3Dlabs aims to help with this process by including instructions and example code for advanced feature implementation along with recommended methods for "work arounds" and compatibility with other popular hardware. So a developer gets a roadmap for implementing the feature plus a cheat sheet for compatibility with each of the other manufacturer's boards. This type of support will encourage developers to implement advanced features instead of building for the "lowest common denominator" hardware, resulting in you actually getting to see what those advanced features that you paid for look like, a nice bonus for everybody.
On the technology side, Permedia 3's Triple-Blend Texture Core, a one up on single pass multi-texturing and a fancy way of saying that 3Dlab's new part can perform two texture reads and three texture blend operations per clock cycle, calls for 250 megatexels per second, 32-bit color, 2084x2084x32-bit texture support, perspective correct per-pixel tri-linear mip-mapping, full DirectX 6 feature set, multiple effects per clock cycle, 32-bit linear Z-buffer, 24-bit and 16-bit non-linear Z-buffer (a sweet trick for allocating more precision in determining the Z depth of closer objects), full blend modes and alpha tests, full-scene line and edge anti-aliasing, emboss (the software cheat) and DOT3 (the real thing) bump mapping and 3D textures.

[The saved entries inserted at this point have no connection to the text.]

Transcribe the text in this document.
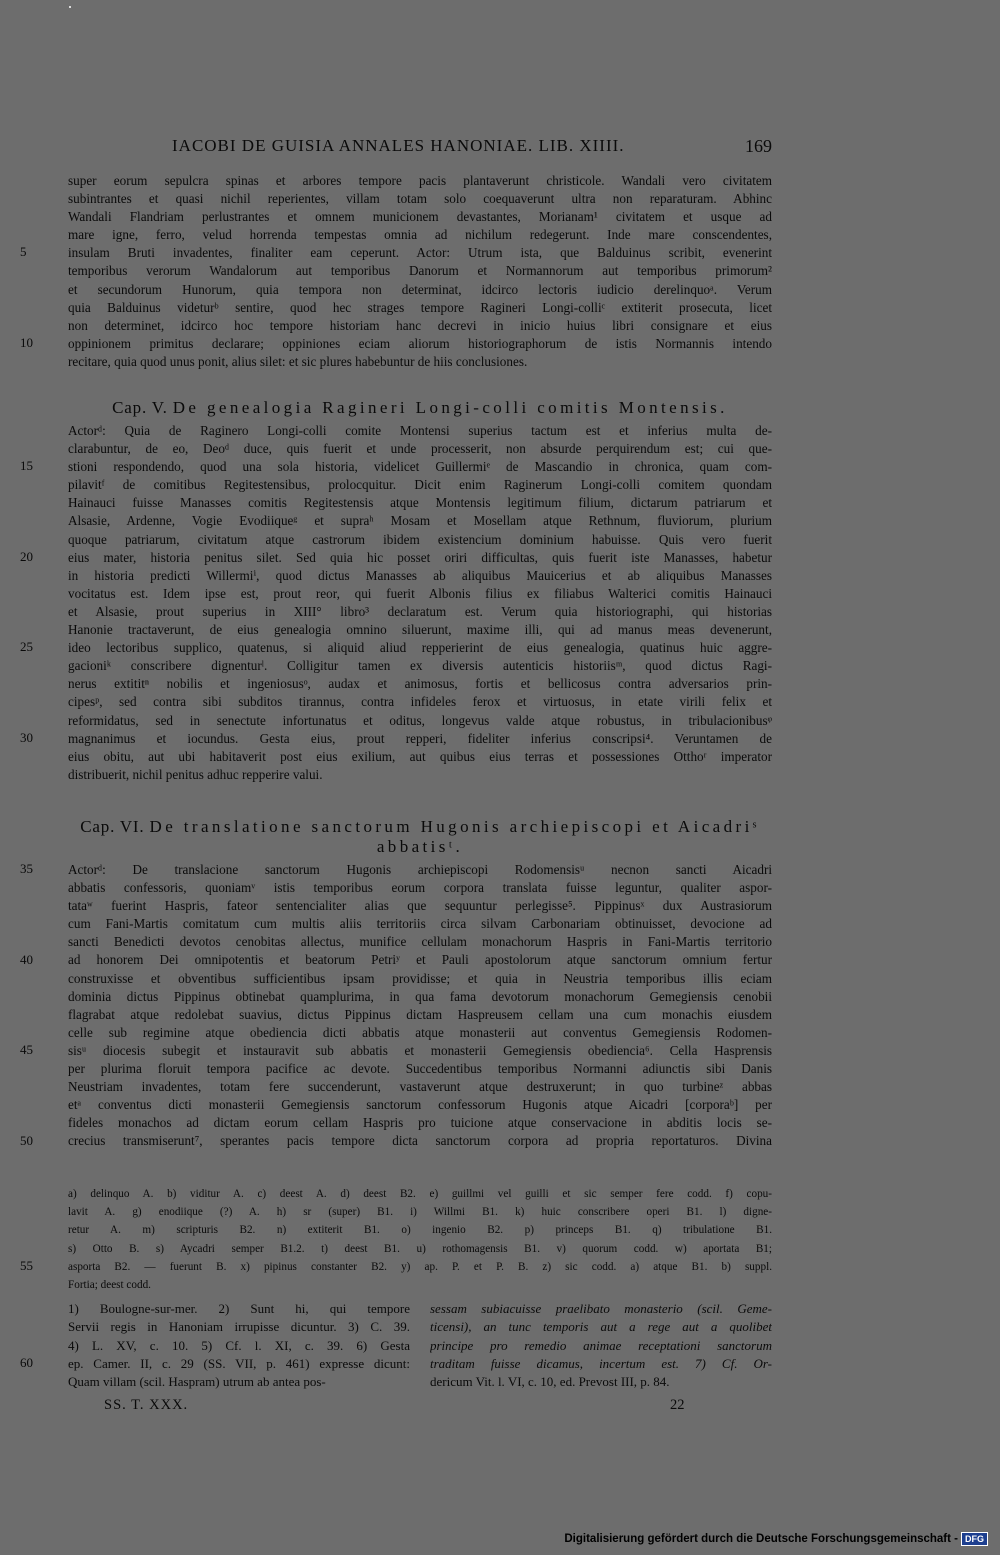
IACOBI DE GUISIA ANNALES HANONIAE. LIB. XIIII.	169
super eorum sepulcra spinas et arbores tempore pacis plantaverunt christicole. Wandali vero civitatem
subintrantes et quasi nichil reperientes, villam totam solo coequaverunt ultra non reparaturam. Abhinc
Wandali Flandriam perlustrantes et omnem municionem devastantes, Morianam¹ civitatem et usque ad
mare igne, ferro, velud horrenda tempestas omnia ad nichilum redegerunt. Inde mare conscendentes,
insulam Bruti invadentes, finaliter eam ceperunt. Actor: Utrum ista, que Balduinus scribit, evenerint
temporibus verorum Wandalorum aut temporibus Danorum et Normannorum aut temporibus primorum²
et secundorum Hunorum, quia tempora non determinat, idcirco lectoris iudicio derelinquoᵃ. Verum
quia Balduinus videturᵇ sentire, quod hec strages tempore Ragineri Longi-colliᶜ extiterit prosecuta, licet
non determinet, idcirco hoc tempore historiam hanc decrevi in inicio huius libri consignare et eius
oppinionem primitus declarare; oppiniones eciam aliorum historiographorum de istis Normannis intendo
recitare, quia quod unus ponit, alius silet: et sic plures habebuntur de hiis conclusiones.
Cap. V. De genealogia Ragineri Longi-colli comitis Montensis.
Actorᵈ: Quia de Raginero Longi-colli comite Montensi superius tactum est et inferius multa de-
clarabuntur, de eo, Deoᵈ duce, quis fuerit et unde processerit, non absurde perquirendum est; cui que-
stioni respondendo, quod una sola historia, videlicet Guillermiᵉ de Mascandio in chronica, quam com-
pilavitᶠ de comitibus Regitestensibus, prolocquitur. Dicit enim Raginerum Longi-colli comitem quondam
Hainauci fuisse Manasses comitis Regitestensis atque Montensis legitimum filium, dictarum patriarum et
Alsasie, Ardenne, Vogie Evodiiqueᵍ et supraʰ Mosam et Mosellam atque Rethnum, fluviorum, plurium
quoque patriarum, civitatum atque castrorum ibidem existencium dominium habuisse. Quis vero fuerit
eius mater, historia penitus silet. Sed quia hic posset oriri difficultas, quis fuerit iste Manasses, habetur
in historia predicti Willermiⁱ, quod dictus Manasses ab aliquibus Mauicerius et ab aliquibus Manasses
vocitatus est. Idem ipse est, prout reor, qui fuerit Albonis filius ex filiabus Walterici comitis Hainauci
et Alsasie, prout superius in XIII° libro³ declaratum est. Verum quia historiographi, qui historias
Hanonie tractaverunt, de eius genealogia omnino siluerunt, maxime illi, qui ad manus meas devenerunt,
ideo lectoribus supplico, quatenus, si aliquid aliud repperierint de eius genealogia, quatinus huic aggre-
gacioniᵏ conscribere dignenturˡ. Colligitur tamen ex diversis autenticis historiisᵐ, quod dictus Ragi-
nerus extititⁿ nobilis et ingeniosusᵒ, audax et animosus, fortis et bellicosus contra adversarios prin-
cipesᵖ, sed contra sibi subditos tirannus, contra infideles ferox et virtuosus, in etate virili felix et
reformidatus, sed in senectute infortunatus et oditus, longevus valde atque robustus, in tribulacionibusᵠ
magnanimus et iocundus. Gesta eius, prout repperi, fideliter inferius conscripsi⁴. Veruntamen de
eius obitu, aut ubi habitaverit post eius exilium, aut quibus eius terras et possessiones Otthoʳ imperator
distribuerit, nichil penitus adhuc repperire valui.
Cap. VI. De translatione sanctorum Hugonis archiepiscopi et Aicadriˢ
abbatisᵗ.
Actorᵈ: De translacione sanctorum Hugonis archiepiscopi Rodomensisᵘ necnon sancti Aicadri
abbatis confessoris, quoniamᵛ istis temporibus eorum corpora translata fuisse leguntur, qualiter aspor-
tataʷ fuerint Haspris, fateor sentencialiter alias que sequuntur perlegisse⁵. Pippinusˣ dux Austrasiorum
cum Fani-Martis comitatum cum multis aliis territoriis circa silvam Carbonariam obtinuisset, devocione ad
sancti Benedicti devotos cenobitas allectus, munifice cellulam monachorum Haspris in Fani-Martis territorio
ad honorem Dei omnipotentis et beatorum Petriʸ et Pauli apostolorum atque sanctorum omnium fertur
construxisse et obventibus sufficientibus ipsam providisse; et quia in Neustria temporibus illis eciam
dominia dictus Pippinus obtinebat quamplurima, in qua fama devotorum monachorum Gemegiensis cenobii
flagrabat atque redolebat suavius, dictus Pippinus dictam Haspreusem cellam una cum monachis eiusdem
celle sub regimine atque obediencia dicti abbatis atque monasterii aut conventus Gemegiensis Rodomen-
sisᵘ diocesis subegit et instauravit sub abbatis et monasterii Gemegiensis obediencia⁶. Cella Hasprensis
per plurima floruit tempora pacifice ac devote. Succedentibus temporibus Normanni adiunctis sibi Danis
Neustriam invadentes, totam fere succenderunt, vastaverunt atque destruxerunt; in quo turbineᶻ abbas
etᵃ conventus dicti monasterii Gemegiensis sanctorum confessorum Hugonis atque Aicadri [corporaᵇ] per
fideles monachos ad dictam eorum cellam Haspris pro tuicione atque conservacione in abditis locis se-
crecius transmiserunt⁷, sperantes pacis tempore dicta sanctorum corpora ad propria reportaturos. Divina
a) delinquo A. b) viditur A. c) deest A. d) deest B2. e) guillmi vel guilli et sic semper fere codd. f) copu-
lavit A. g) enodiique (?) A. h) sr (super) B1. i) Willmi B1. k) huic conscribere operi B1. l) digne-
retur A. m) scripturis B2. n) extiterit B1. o) ingenio B2. p) princeps B1. q) tribulatione B1.
s) Otto B. s) Aycadri semper B1.2. t) deest B1. u) rothomagensis B1. v) quorum codd. w) aportata B1;
asporta B2. — fuerunt B. x) pipinus constanter B2. y) ap. P. et P. B. z) sic codd. a) atque B1. b) suppl.
Fortia; deest codd.
1) Boulogne-sur-mer. 2) Sunt hi, qui tempore
Servii regis in Hanoniam irrupisse dicuntur. 3) C. 39.
4) L. XV, c. 10. 5) Cf. l. XI, c. 39. 6) Gesta
ep. Camer. II, c. 29 (SS. VII, p. 461) expresse dicunt:
Quam villam (scil. Haspram) utrum ab antea pos-
sessam subiacuisse praelibato monasterio (scil. Geme-
ticensi), an tunc temporis aut a rege aut a quolibet
principe pro remedio animae receptationi sanctorum
traditam fuisse dicamus, incertum est. 7) Cf. Or-
dericum Vit. l. VI, c. 10, ed. Prevost III, p. 84.
SS. T. XXX.	22
Digitalisierung gefördert durch die Deutsche Forschungsgemeinschaft - DFG
5
10
15
20
25
30
35
40
45
50
55
60
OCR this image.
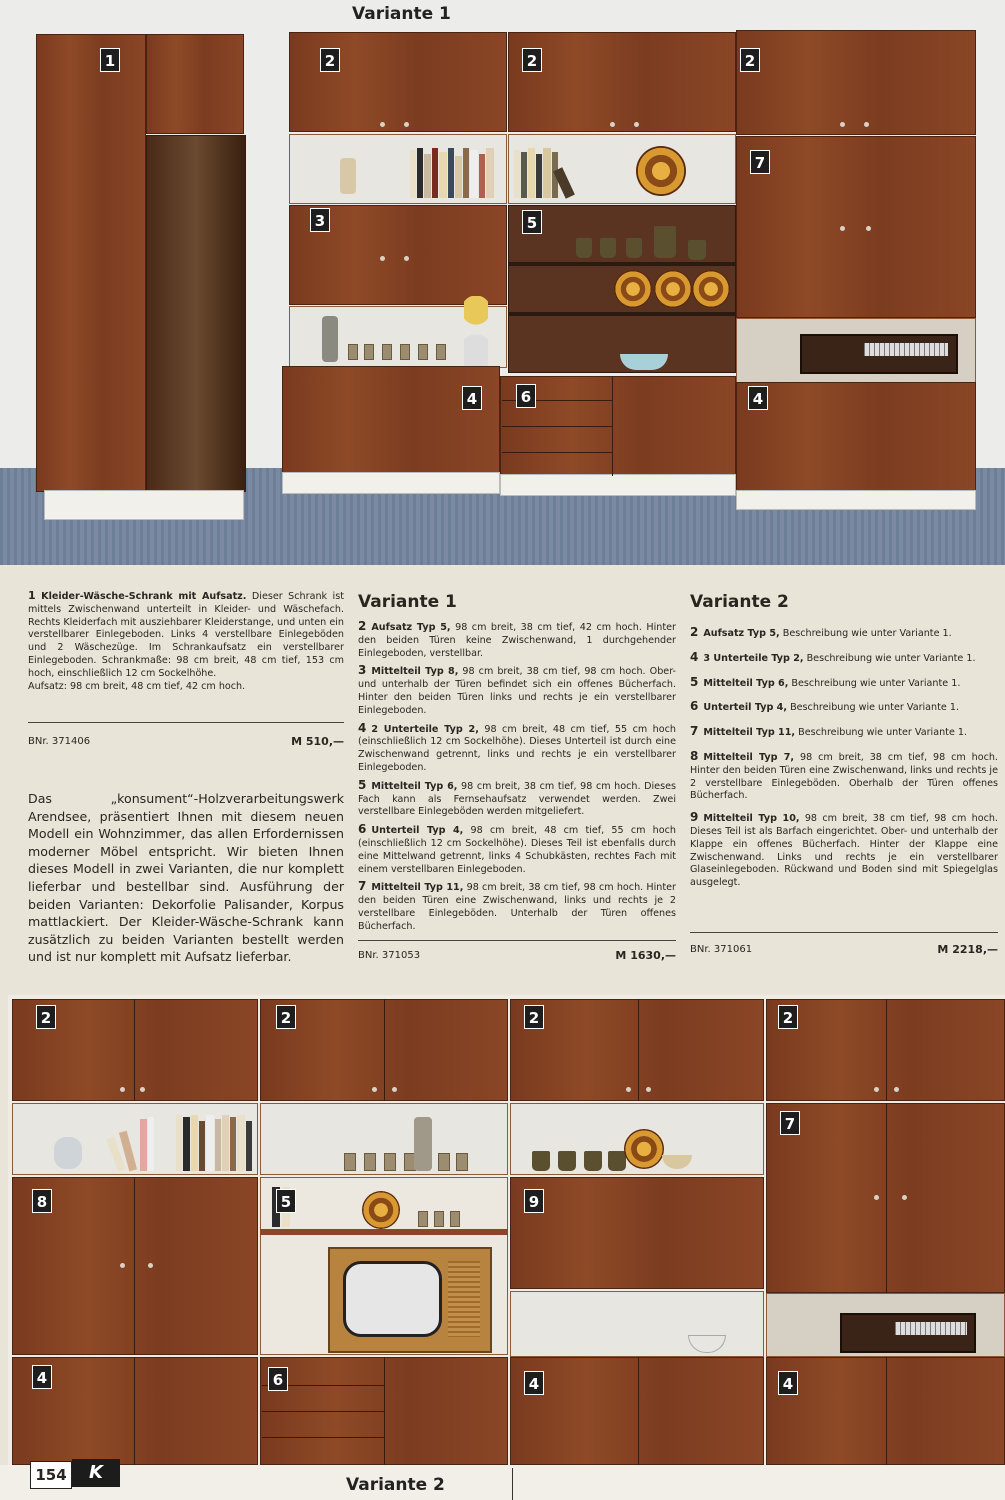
1	2	2	2
7
3	5
4	6	4
Variante 1
1 Kleider-Wäsche-Schrank mit Aufsatz. Dieser Schrank ist mittels Zwischenwand unterteilt in Kleider- und Wäschefach. Rechts Kleiderfach mit ausziehbarer Kleiderstange, und unten ein verstellbarer Einlegeboden. Links 4 verstellbare Einlegeböden und 2 Wäschezüge. Im Schrankaufsatz ein verstellbarer Einlegeboden. Schrankmaße: 98 cm breit, 48 cm tief, 153 cm hoch, einschließlich 12 cm Sockelhöhe.
Aufsatz: 98 cm breit, 48 cm tief, 42 cm hoch.
BNr. 371406	M 510,—
Das „konsument“-Holzverarbeitungswerk Arendsee, präsentiert Ihnen mit diesem neuen Modell ein Wohnzimmer, das allen Erfordernissen moderner Möbel entspricht. Wir bieten Ihnen dieses Modell in zwei Varianten, die nur komplett lieferbar und bestellbar sind. Ausführung der beiden Varianten: Dekorfolie Palisander, Korpus mattlackiert. Der Kleider-Wäsche-Schrank kann zusätzlich zu beiden Varianten bestellt werden und ist nur komplett mit Aufsatz lieferbar.
Variante 1
2 Aufsatz Typ 5, 98 cm breit, 38 cm tief, 42 cm hoch. Hinter den beiden Türen keine Zwischenwand, 1 durchgehender Einlegeboden, verstellbar.
3 Mittelteil Typ 8, 98 cm breit, 38 cm tief, 98 cm hoch. Ober- und unterhalb der Türen befindet sich ein offenes Bücherfach. Hinter den beiden Türen links und rechts je ein verstellbarer Einlegeboden.
4 2 Unterteile Typ 2, 98 cm breit, 48 cm tief, 55 cm hoch (einschließlich 12 cm Sockelhöhe). Dieses Unterteil ist durch eine Zwischenwand getrennt, links und rechts je ein verstellbarer Einlegeboden.
5 Mittelteil Typ 6, 98 cm breit, 38 cm tief, 98 cm hoch. Dieses Fach kann als Fernsehaufsatz verwendet werden. Zwei verstellbare Einlegeböden werden mitgeliefert.
6 Unterteil Typ 4, 98 cm breit, 48 cm tief, 55 cm hoch (einschließlich 12 cm Sockelhöhe). Dieses Teil ist ebenfalls durch eine Mittelwand getrennt, links 4 Schubkästen, rechtes Fach mit einem verstellbaren Einlegeboden.
7 Mittelteil Typ 11, 98 cm breit, 38 cm tief, 98 cm hoch. Hinter den beiden Türen eine Zwischenwand, links und rechts je 2 verstellbare Einlegeböden. Unterhalb der Türen offenes Bücherfach.
BNr. 371053	M 1630,—
Variante 2
2 Aufsatz Typ 5, Beschreibung wie unter Variante 1.
4 3 Unterteile Typ 2, Beschreibung wie unter Variante 1.
5 Mittelteil Typ 6, Beschreibung wie unter Variante 1.
6 Unterteil Typ 4, Beschreibung wie unter Variante 1.
7 Mittelteil Typ 11, Beschreibung wie unter Variante 1.
8 Mittelteil Typ 7, 98 cm breit, 38 cm tief, 98 cm hoch. Hinter den beiden Türen eine Zwischenwand, links und rechts je 2 verstellbare Einlegeböden. Oberhalb der Türen offenes Bücherfach.
9 Mittelteil Typ 10, 98 cm breit, 38 cm tief, 98 cm hoch. Dieses Teil ist als Barfach eingerichtet. Ober- und unterhalb der Klappe ein offenes Bücherfach. Hinter der Klappe eine Zwischenwand. Links und rechts je ein verstellbarer Glaseinlegeboden. Rückwand und Boden sind mit Spiegelglas ausgelegt.
BNr. 371061	M 2218,—
2	2	2	2
7
8	5	9
4	6	4	4
154	K
Variante 2
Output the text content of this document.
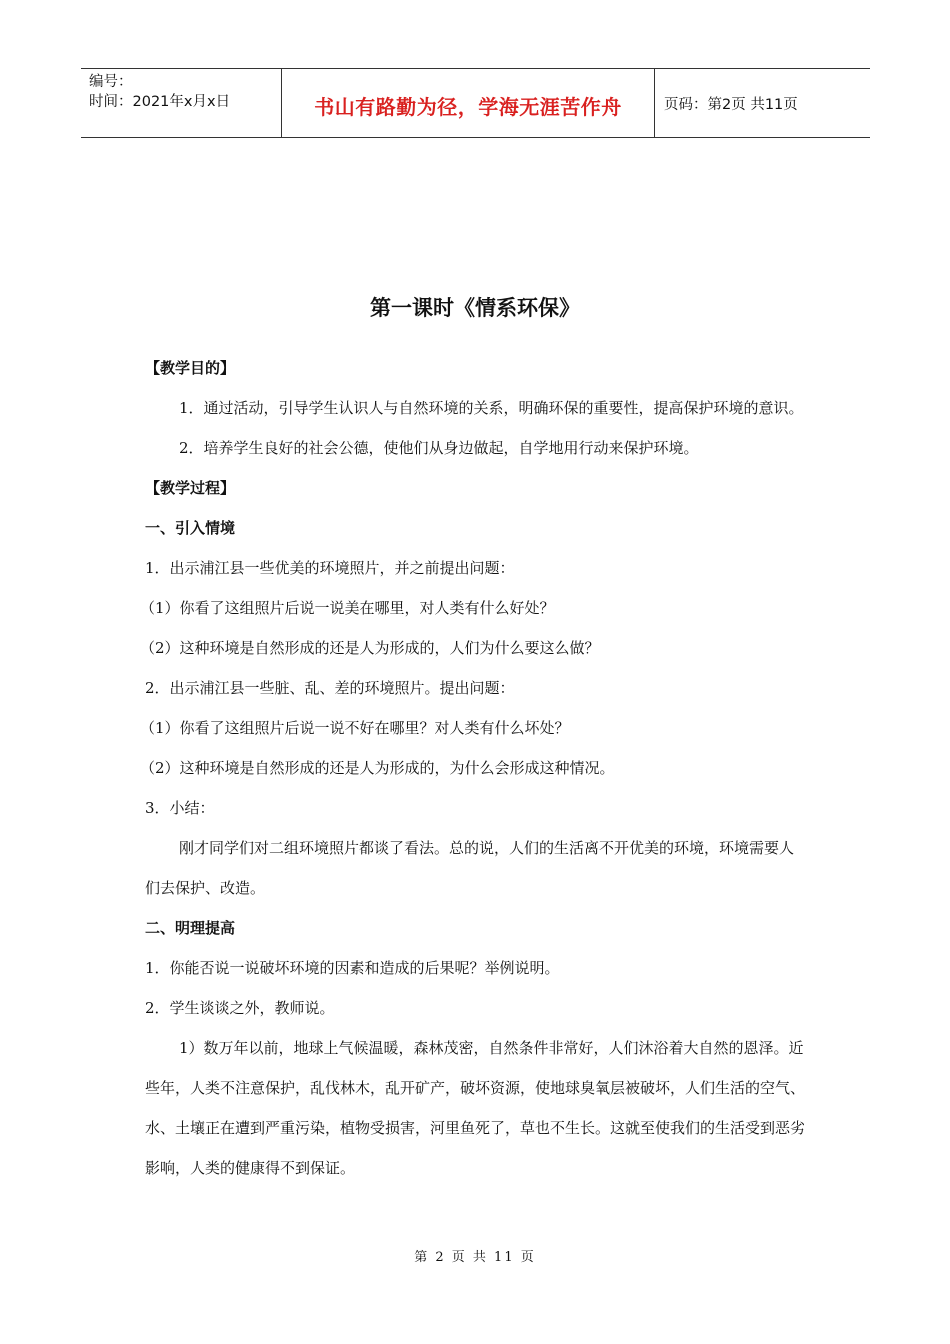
编号：
时间：2021年x月x日	书山有路勤为径，学海无涯苦作舟	页码：第2页 共11页
第一课时《情系环保》

【教学目的】

1．通过活动，引导学生认识人与自然环境的关系，明确环保的重要性，提高保护环境的意识。

2．培养学生良好的社会公德，使他们从身边做起，自学地用行动来保护环境。

【教学过程】

一、引入情境

1．出示浦江县一些优美的环境照片，并之前提出问题：

（1）你看了这组照片后说一说美在哪里，对人类有什么好处？

（2）这种环境是自然形成的还是人为形成的，人们为什么要这么做？

2．出示浦江县一些脏、乱、差的环境照片。提出问题：

（1）你看了这组照片后说一说不好在哪里？对人类有什么坏处？

（2）这种环境是自然形成的还是人为形成的，为什么会形成这种情况。

3．小结：

刚才同学们对二组环境照片都谈了看法。总的说，人们的生活离不开优美的环境，环境需要人们去保护、改造。

二、明理提高

1．你能否说一说破坏环境的因素和造成的后果呢？举例说明。

2．学生谈谈之外，教师说。

1）数万年以前，地球上气候温暖，森林茂密，自然条件非常好，人们沐浴着大自然的恩泽。近些年，人类不注意保护，乱伐林木，乱开矿产，破坏资源，使地球臭氧层被破坏，人们生活的空气、水、土壤正在遭到严重污染，植物受损害，河里鱼死了，草也不生长。这就至使我们的生活受到恶劣影响，人类的健康得不到保证。

第 2 页 共 11 页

And that's just for starters.
Things get even more interesting with the Virtual Textures feature of the hardware, which enables high-quality high-resolution textures and manages them in a very efficient way. It allows for more textures per scene and smoother rendering by allocating up to 256MB of virtual texture. In a nutshell, textures are snipped up into small bits and demand-page loaded with logical-physical address mapping. So if you only need to render the sleeve of Our Hero's shirt for a particular frame, you don't have to load up his whole skin map. This feature enhances bandwidth of the AGP bus and optimizes on-board memory utilization. Best of all, it is automatic and therefore completely transparent to developers under DirectX or OpenGL.